It takes two: ‘No clinical AI solution can work on its own’

By Melissa Fassbender

- Last updated on GMT

(Image: Getty/ipopba)
(Image: Getty/ipopba)

Related tags: AI, Clinical trial, Real world data, Real world evidence

Clinical AI, no matter how sophisticated, cannot work on its own, says Life Image CEO, who predicts that CROs will either adapt or be disrupted by smaller companies with digital access capabilities.

Life Image has the world’s largest interoperable global network for accessing data and clinical endpoints, connecting 1,500 US hospitals with 150,000 providers and 58,000 global clinics to manage 10m clinical encounters per month, According to the company.

Its network collates an “ecosystem”​ of hospitals, clinicians, patients, care teams, life sciences, medical devices, telehealth, and electronic health records (EHRs). And with the ability to scale up to a population health level, CEO Matthew Michela said it can help advance clinical trials, incorporating imaging data into real world evidence (RWE) programs in life sciences.

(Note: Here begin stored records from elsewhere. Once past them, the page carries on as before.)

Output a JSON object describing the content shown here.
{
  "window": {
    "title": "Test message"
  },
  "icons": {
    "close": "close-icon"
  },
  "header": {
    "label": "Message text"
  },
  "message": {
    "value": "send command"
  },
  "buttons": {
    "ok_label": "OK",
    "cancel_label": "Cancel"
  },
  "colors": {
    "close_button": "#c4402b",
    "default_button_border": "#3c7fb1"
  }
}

As part of this, Life Image recently announced a strategic partnership with Mendel Health, a San Francisco, CA-headquartered company which uses artificial intelligence (AI) to examine unstructured data in medical literature and EHRs.

Through its partnership with Mendel, Life Image is using the platform to facilitate clinical trial site location as well as patient recruitment for oncology studies.

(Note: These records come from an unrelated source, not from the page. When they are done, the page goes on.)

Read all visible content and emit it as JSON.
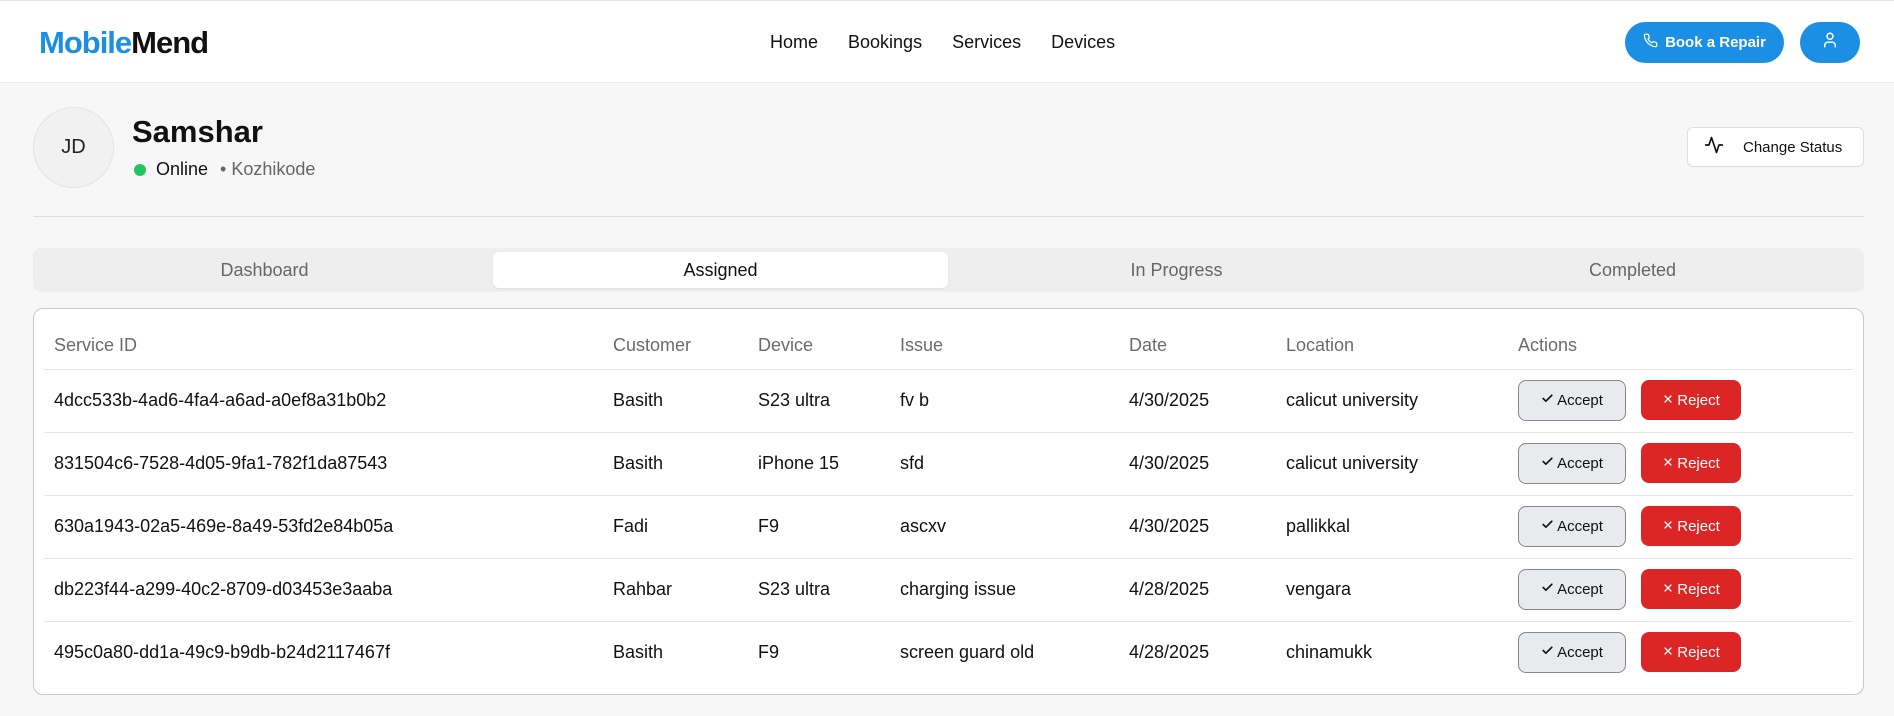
{
  "brand": {
    "part1": "Mobile",
    "part2": "Mend"
  },
  "nav": {
    "home": "Home",
    "bookings": "Bookings",
    "services": "Services",
    "devices": "Devices"
  },
  "header": {
    "book_label": "Book a Repair"
  },
  "profile": {
    "initials": "JD",
    "name": "Samshar",
    "status": "Online",
    "location": "• Kozhikode",
    "change_status_label": "Change Status"
  },
  "tabs": [
    "Dashboard",
    "Assigned",
    "In Progress",
    "Completed"
  ],
  "table": {
    "headers": [
      "Service ID",
      "Customer",
      "Device",
      "Issue",
      "Date",
      "Location",
      "Actions"
    ],
    "accept_label": "Accept",
    "reject_label": "Reject",
    "rows": [
      [
        "4dcc533b-4ad6-4fa4-a6ad-a0ef8a31b0b2",
        "Basith",
        "S23 ultra",
        "fv b",
        "4/30/2025",
        "calicut university"
      ],
      [
        "831504c6-7528-4d05-9fa1-782f1da87543",
        "Basith",
        "iPhone 15",
        "sfd",
        "4/30/2025",
        "calicut university"
      ],
      [
        "630a1943-02a5-469e-8a49-53fd2e84b05a",
        "Fadi",
        "F9",
        "ascxv",
        "4/30/2025",
        "pallikkal"
      ],
      [
        "db223f44-a299-40c2-8709-d03453e3aaba",
        "Rahbar",
        "S23 ultra",
        "charging issue",
        "4/28/2025",
        "vengara"
      ],
      [
        "495c0a80-dd1a-49c9-b9db-b24d2117467f",
        "Basith",
        "F9",
        "screen guard old",
        "4/28/2025",
        "chinamukk"
      ]
    ]
  }
}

According to the company, Mendel Brain yields 30 to 50% more patients than traditional methods, using machine learning (ML) to process information and continuously improve outcomes to decrease the time between patient eligibility and identification.

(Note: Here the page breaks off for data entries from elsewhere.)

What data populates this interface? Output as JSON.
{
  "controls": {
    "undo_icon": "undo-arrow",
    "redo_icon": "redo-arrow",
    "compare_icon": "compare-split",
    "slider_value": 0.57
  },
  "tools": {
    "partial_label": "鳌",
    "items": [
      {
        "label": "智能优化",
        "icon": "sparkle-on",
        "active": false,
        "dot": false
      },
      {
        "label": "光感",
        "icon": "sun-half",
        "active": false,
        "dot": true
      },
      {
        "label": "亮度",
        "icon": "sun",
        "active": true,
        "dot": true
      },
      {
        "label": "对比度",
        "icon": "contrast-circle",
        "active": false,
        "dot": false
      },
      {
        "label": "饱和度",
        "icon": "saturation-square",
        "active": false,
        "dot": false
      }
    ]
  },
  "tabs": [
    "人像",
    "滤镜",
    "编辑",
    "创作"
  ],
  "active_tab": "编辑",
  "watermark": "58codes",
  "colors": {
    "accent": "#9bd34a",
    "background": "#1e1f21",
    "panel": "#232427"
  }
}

“What makes the solution work in practice is connecting the technology to medical data, which requires both platform and clinical workflow integration that is supported by Life Image across its large network of hospitals and clinical trial sites,”​ Michela explained.

Mendel Brain also is focused specifically on oncology, which Michela said allows it increase precision in a therapeutic area. “The more general an AI, the poorer its performance will be when faced with any specific complex problem,”​ he explained.

Michela noted that creating innovative AI is a challenge – and up to 70% of AI products fail​, according to a panelist during the SCOPE Summit in February.

“Many of these types of solutions do not get put into practice because in order to actually work, they require integration into a wide array of data storage sites across a wide set of hospitals and clinical trial sites, all of which have different technology platforms,” ​Michela added.

Life Image addresses this challenge as it has built interoperable integrations into thousands of hospitals that support millions of patients monthly, across all types of physician workflows, he explained.

Still the need for scalable technology solutions integrated into the provider and hospital workflow will accelerate, as the amount of data sources continues to grow rapidly.

Among these sources is image data, which Michela predicts will “rapidly start”​ to be included in real world evidence (RWE), which he said will develop into the primary way clinical trials are conducted in both the pre- and post-markets.

He also predicts that contract research organizations (CROs) and the heavy manual process of collecting data will either adapt or be disrupted by smaller companies with digital access capabilities.”

Michela said, “No matter how sophisticated it is, no clinical AI solution can work on its own. It needs access to massive amounts of interoperable data at scale within the delivery system in order to have any utility.”